Every Who down in Pasadena loved Christmas a lot.
But Herbert the Grinch who lived in the High Castle did not!
Herbert hated Christmas! The whole Christmas season!
Now, please don’t ask why. No one quite knows the reason.
It could be, perhaps, that his shoes were too tight.
It could be his head wasn’t screwed on just right. (Yep!)
But I think that the most likely reason of all,
May have been that his heart was two or three sizes too small.
But, whatever the reason, his heart or his shoes,
He stood there on Christmas Eve hating the Whos,
Staring down from his office with a sour, Grinchy frown
At the warm lighted windows below in their town,
For he knew every Who down in Pasadena beneath,
Was busy now hanging a hollywho wreath.
“And they’re hanging their stockings,” he snarled with a sneer.
“Tomorrow is Christmas! It’s practically here!”
Then he growled, with his crusty fingers nervously drumming,
“I must find some way to keep Christmas from coming!
For, tomorrow, I know all the unconverted girls and boys
Will wake bright and early.They’ll rush for their toys!
And then! Oh, the noise! Oh, the noise! Noise! Noise! Noise!
There’s one thing I hate! All that wailing Led Zeppelin NOISE!
They’ll stand close together, with Christmas bells ringing.
They’ll stand hand-in-hand, and those unconverted Whos will start singing!”

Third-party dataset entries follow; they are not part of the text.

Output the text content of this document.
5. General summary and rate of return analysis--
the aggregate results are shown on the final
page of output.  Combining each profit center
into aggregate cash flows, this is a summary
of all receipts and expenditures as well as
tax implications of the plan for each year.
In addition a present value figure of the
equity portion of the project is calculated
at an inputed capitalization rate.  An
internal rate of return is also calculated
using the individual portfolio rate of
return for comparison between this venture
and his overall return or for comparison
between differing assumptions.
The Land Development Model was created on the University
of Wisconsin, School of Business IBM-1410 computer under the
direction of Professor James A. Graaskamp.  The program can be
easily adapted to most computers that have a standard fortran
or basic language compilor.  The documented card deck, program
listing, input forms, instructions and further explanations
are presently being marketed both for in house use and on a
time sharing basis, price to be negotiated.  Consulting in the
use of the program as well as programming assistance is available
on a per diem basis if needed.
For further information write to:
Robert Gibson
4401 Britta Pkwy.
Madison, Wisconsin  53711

Fahoo forays, dahoo dorays
Welcome Christmas! Come this way
Fahoo forays, dahoo dorays
Welcome Christmas, Christmas Day
Welcome, welcome, fahoo ramus
Welcome, welcome, dahoo damus
Christmas Day is in our grasp
So long as we have hands to clasp
Fahoo forays, dahoo dorays…
“And they’ll sing! And they’ll sing!
And they’ll SING! SING! SING! SING!”
And the more Herbert thought of this Who Christmas Sing,
The more the old pedophile shouted, “I must stop this whole thing!
Why for who knows how many years I’ve put up with it now!
I must stop Christmas from coming! But how?”
“Pooh-Pooh to the kids!” he was seriously humming.
“They’re finding it out now that now Christmas is coming!"
“They’re just waking up! I know just what they’ll do!”
“Their mouths will hung open for a minute or two,
Then he got an idea! An awful idea!
Decrepit Herbert got a wonderful, awful idea!
“I know just what to do!” Herbert the Grinch laughed in his throat.
“I’ll make a booklet, perverting the thing!”
“Old Herbie the Grinch worked and toiled,
To produce something before Christmas, in order to spoil.
Then he screamed from his perch something so vile,
Announcing his new booklet would take away the smiles.
Where the little Who stockings hung all in a row.
“These stockings,” the parents would say, “are the first things to go!”
Around the whole room, they took every present!
Pop Guns! And bicycles! Checkerboards and Tricycles!
Herbert rubbed his hand together and smiled,
Soon I will have taken away THEIR smiles!
Then all those kids in Pasadena will all cry Boo-Hoo!”
“That’s a noise,” grinned Herbert the Grinch, “That I simply MUST hear!”
So he paused, And put a hand to his ear.
And he did hear a sound rising over the snow.
It started in low. Then it started to grow.
He stared down at Pasadena with a tear in his eye!
Knowing what he did, had to be one hell of a surprise!
Every kid in Pasadena, the tall and the small,
Was singing at church, Without any presents at all!
He had stopped Christmas from coming! He gleefully thought!
The children would have nothing just as I want!
And Herbert, with his naked feet ice-cold in the snow,
Stood in awe: “I knew I could make it so!”
“The day came without ribbons!” “Came without tags!”
“It came without packages, boxes or bags!”
And he puzzled for three hours till his puzzler was sore.
Then Herbert the Grinch thought of something he hadn’t before!
“Maybe Christmas,” he thought, “doesn’t come from a store.”
“Maybe Christmas…perhaps…means a little bit more!”
“No way” he thought, “if I give them two inches or even a day”,
“They will stop giving me what’s mine and drive me away!”
And what happened then? Well…in Pasadena they say,
That Herbert Armstrong’s small heart shrunk three more times that day!